From 1978 to 1988, Mr. Rymer was president of Magic Chef, Inc., the appliance manufacturer [add for out-of-town papers: based in Cleveland, TN], and served Cleveland Associated Industries as president or director from 1976 to 1992. He also served on numerous corporate and industry boards, and had been chairman of the Gas Appliance Manufacturers Association and the Tennessee Economic Development Plan Task Force.

Among many other civic activities, he was instrumental in creating Cleveland’s Museum Center at 5ive Points and Fletcher Park and was on the board that developed the Ocoee River as a venue for Atlanta’s 1996 Olympics. As a longtime force with United Way of Bradley County, Mr. Rymer was recognized with the group’s William F. Johnson Leadership Award in 1988.

He was an expert hunter and fisherman, a passion that led to his foundational partnership in Royal Wolf Lodge, a five-star remote fly-fishing lodge in Alaska’s Katmai National Park and Preserve.

Educated at the McCallie School (and later a member of its board of trustees), Mr. Rymer was a graduate of Davidson College and received his MBA from Emory University. Always emphasizing the value of education, he and his late father began the Robert and Hoyle Rymer Foundation to provide nursing scholarships at Cleveland State Community College and Chattanooga State College.

With the support and inspiration of Dr. Paul Conn, the foundation partnered with Lee University in 1990 to establish the Rymer Scholar Program. It is designed to defray the high cost of a private education in order to encourage the brightest local high school seniors to stay in Bradley County.

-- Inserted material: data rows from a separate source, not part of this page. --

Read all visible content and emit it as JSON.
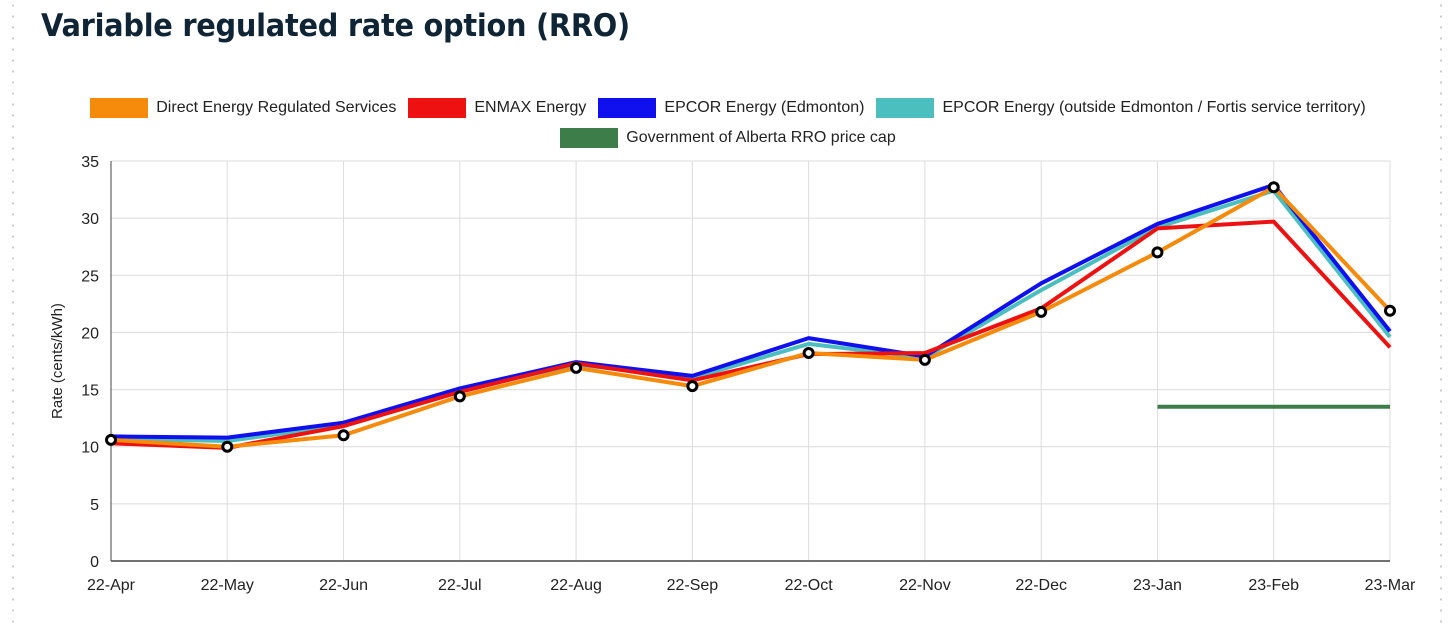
{
  "page": {
    "title": "Variable regulated rate option (RRO)"
  },
  "chart_data": {
    "type": "line",
    "ylabel": "Rate (cents/kWh)",
    "xlabel": "",
    "ylim": [
      0,
      35
    ],
    "yticks": [
      0,
      5,
      10,
      15,
      20,
      25,
      30,
      35
    ],
    "grid": true,
    "legend_position": "top",
    "categories": [
      "22-Apr",
      "22-May",
      "22-Jun",
      "22-Jul",
      "22-Aug",
      "22-Sep",
      "22-Oct",
      "22-Nov",
      "22-Dec",
      "23-Jan",
      "23-Feb",
      "23-Mar"
    ],
    "series": [
      {
        "name": "Direct Energy Regulated Services",
        "color": "#f58a0b",
        "values": [
          10.6,
          10.0,
          11.0,
          14.4,
          16.9,
          15.3,
          18.2,
          17.6,
          21.8,
          27.0,
          32.7,
          21.9
        ],
        "markers": true
      },
      {
        "name": "ENMAX Energy",
        "color": "#ee1111",
        "values": [
          10.3,
          9.9,
          11.8,
          14.8,
          17.3,
          15.8,
          18.1,
          18.2,
          22.1,
          29.1,
          29.7,
          18.7
        ],
        "markers": false
      },
      {
        "name": "EPCOR Energy (Edmonton)",
        "color": "#1010ee",
        "values": [
          10.9,
          10.8,
          12.1,
          15.1,
          17.4,
          16.2,
          19.5,
          17.9,
          24.3,
          29.5,
          32.9,
          20.1
        ],
        "markers": false
      },
      {
        "name": "EPCOR Energy (outside Edmonton / Fortis service territory)",
        "color": "#4bbfbf",
        "values": [
          10.7,
          10.5,
          11.9,
          14.9,
          17.2,
          16.0,
          19.0,
          17.8,
          23.7,
          29.2,
          32.4,
          19.6
        ],
        "markers": false
      },
      {
        "name": "Government of Alberta RRO price cap",
        "color": "#3c7d4a",
        "values": [
          null,
          null,
          null,
          null,
          null,
          null,
          null,
          null,
          null,
          13.5,
          13.5,
          13.5
        ],
        "markers": false
      }
    ]
  }
}
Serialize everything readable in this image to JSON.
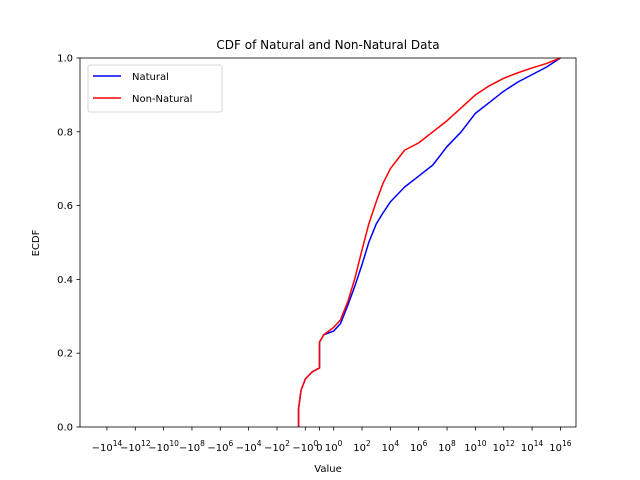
{
  "chart_data": {
    "type": "line",
    "title": "CDF of Natural and Non-Natural Data",
    "xlabel": "Value",
    "ylabel": "ECDF",
    "x_scale": "symlog",
    "ylim": [
      0,
      1.0
    ],
    "grid": false,
    "legend_position": "upper left",
    "x_ticks": [
      {
        "value": -100000000000000.0,
        "base": "−10",
        "exp": "14"
      },
      {
        "value": -1000000000000.0,
        "base": "−10",
        "exp": "12"
      },
      {
        "value": -10000000000.0,
        "base": "−10",
        "exp": "10"
      },
      {
        "value": -100000000.0,
        "base": "−10",
        "exp": "8"
      },
      {
        "value": -1000000.0,
        "base": "−10",
        "exp": "6"
      },
      {
        "value": -10000.0,
        "base": "−10",
        "exp": "4"
      },
      {
        "value": -100.0,
        "base": "−10",
        "exp": "2"
      },
      {
        "value": -1,
        "base": "−10",
        "exp": "0"
      },
      {
        "value": 0,
        "base": "0",
        "exp": ""
      },
      {
        "value": 1,
        "base": "10",
        "exp": "0"
      },
      {
        "value": 100.0,
        "base": "10",
        "exp": "2"
      },
      {
        "value": 10000.0,
        "base": "10",
        "exp": "4"
      },
      {
        "value": 1000000.0,
        "base": "10",
        "exp": "6"
      },
      {
        "value": 100000000.0,
        "base": "10",
        "exp": "8"
      },
      {
        "value": 10000000000.0,
        "base": "10",
        "exp": "10"
      },
      {
        "value": 1000000000000.0,
        "base": "10",
        "exp": "12"
      },
      {
        "value": 100000000000000.0,
        "base": "10",
        "exp": "14"
      },
      {
        "value": 1e+16,
        "base": "10",
        "exp": "16"
      }
    ],
    "y_ticks": [
      "0.0",
      "0.2",
      "0.4",
      "0.6",
      "0.8",
      "1.0"
    ],
    "series": [
      {
        "name": "Natural",
        "color": "#0000ff",
        "points": [
          [
            -3,
            0.0
          ],
          [
            -3,
            0.05
          ],
          [
            -2,
            0.1
          ],
          [
            -1,
            0.13
          ],
          [
            -0.5,
            0.15
          ],
          [
            0,
            0.16
          ],
          [
            0,
            0.17
          ],
          [
            0,
            0.23
          ],
          [
            0.3,
            0.25
          ],
          [
            1,
            0.26
          ],
          [
            3,
            0.28
          ],
          [
            10,
            0.33
          ],
          [
            30,
            0.38
          ],
          [
            100,
            0.44
          ],
          [
            300,
            0.5
          ],
          [
            1000,
            0.55
          ],
          [
            3000,
            0.58
          ],
          [
            10000.0,
            0.61
          ],
          [
            100000.0,
            0.65
          ],
          [
            1000000.0,
            0.68
          ],
          [
            10000000.0,
            0.71
          ],
          [
            100000000.0,
            0.76
          ],
          [
            1000000000.0,
            0.8
          ],
          [
            10000000000.0,
            0.85
          ],
          [
            100000000000.0,
            0.88
          ],
          [
            1000000000000.0,
            0.91
          ],
          [
            10000000000000.0,
            0.935
          ],
          [
            100000000000000.0,
            0.955
          ],
          [
            1000000000000000.0,
            0.975
          ],
          [
            1e+16,
            1.0
          ]
        ]
      },
      {
        "name": "Non-Natural",
        "color": "#ff0000",
        "points": [
          [
            -3,
            0.0
          ],
          [
            -3,
            0.05
          ],
          [
            -2,
            0.1
          ],
          [
            -1,
            0.13
          ],
          [
            -0.5,
            0.15
          ],
          [
            0,
            0.16
          ],
          [
            0,
            0.17
          ],
          [
            0,
            0.23
          ],
          [
            0.3,
            0.25
          ],
          [
            1,
            0.27
          ],
          [
            3,
            0.29
          ],
          [
            10,
            0.34
          ],
          [
            30,
            0.4
          ],
          [
            100,
            0.48
          ],
          [
            300,
            0.55
          ],
          [
            1000,
            0.61
          ],
          [
            3000,
            0.66
          ],
          [
            10000.0,
            0.7
          ],
          [
            100000.0,
            0.75
          ],
          [
            1000000.0,
            0.77
          ],
          [
            10000000.0,
            0.8
          ],
          [
            100000000.0,
            0.83
          ],
          [
            1000000000.0,
            0.865
          ],
          [
            10000000000.0,
            0.9
          ],
          [
            100000000000.0,
            0.925
          ],
          [
            1000000000000.0,
            0.945
          ],
          [
            10000000000000.0,
            0.96
          ],
          [
            100000000000000.0,
            0.973
          ],
          [
            1000000000000000.0,
            0.985
          ],
          [
            1e+16,
            1.0
          ]
        ]
      }
    ]
  }
}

The program has grown from two annual recipients to nine, awarding more than 200 scholarships in the last 24 years.

A lifelong Episcopalian, Mr. Rymer was a parishioner at St. Luke’s Episcopal Church in Cleveland before joining St. Barnabas Episcopal Church on the family’s move to DeLand. Once there, he made the church and its school the centerpiece of his philanthropy. He served four terms on the executive committee of the school’s board of trustees, twice as president, and was chairman of the capital campaign to build the church’s Harwood Family Life Center.

Also in DeLand, Mr. Rymer served as president  of  the Family Enterprise Center of Stetson University. Proudly conservative, he was recognized as a Tennessee Republican Statesman for 25 years.

Mr. Rymer was awarded a Bronze Star for his service as a U.S. Army lieutenant in Vietnam and a Meritorious Service Award for pioneering work in cost analysis at the Pentagon. He also worked at the Department of Health, Education and Welfare before embarking on his career of entrepreneurship and industry.

He was preceded in death by his son, Charlie Oates Rymer.

Survivors include his wife, the former Sharon Lynn Spence, originally of Sevierville; two sons, John Hoyle Rymer and Robert Atchley Rymer; one sister, Malinda Rymer Grosz, of Ocala, FL; one brother, Robert Rymer, of Key West, FL; and numerous nieces, nephews and cousins.

The Rev. Don Lyon, former rector of St. Barnabas and a close family friend, will celebrate Mr. Rymer’s funeral at 10 a.m. Friday, May 8 at St. Luke’s.

In planning his arrangements, Mr. Rymer said he wanted his pallbearers to be “the men who carried me throughout my career and my life, and I want them to carry me one last time.” They are Jerry Ward, Bill Ward, Bill McClure, Roger Hanger, Larry Brand, Nelson Wooldridge, Tiger Jones, Judson Vines and Bob Chaplin.

After a private burial in the family plot at Hilcrest Cemetery, friends are invited to a reception from 12:30-2:30 p.m. at the Museum Center at 5 Points.

Instead of flowers, memorial donations may be made to the Museum Center or the Leah F. Hoyle Fund of the Cleveland Public Library.

The family will receive visitors from 4-6 p.m. Thursday, May 7, at the Ralph Buckner Funeral Home, who has charge of the arrangements.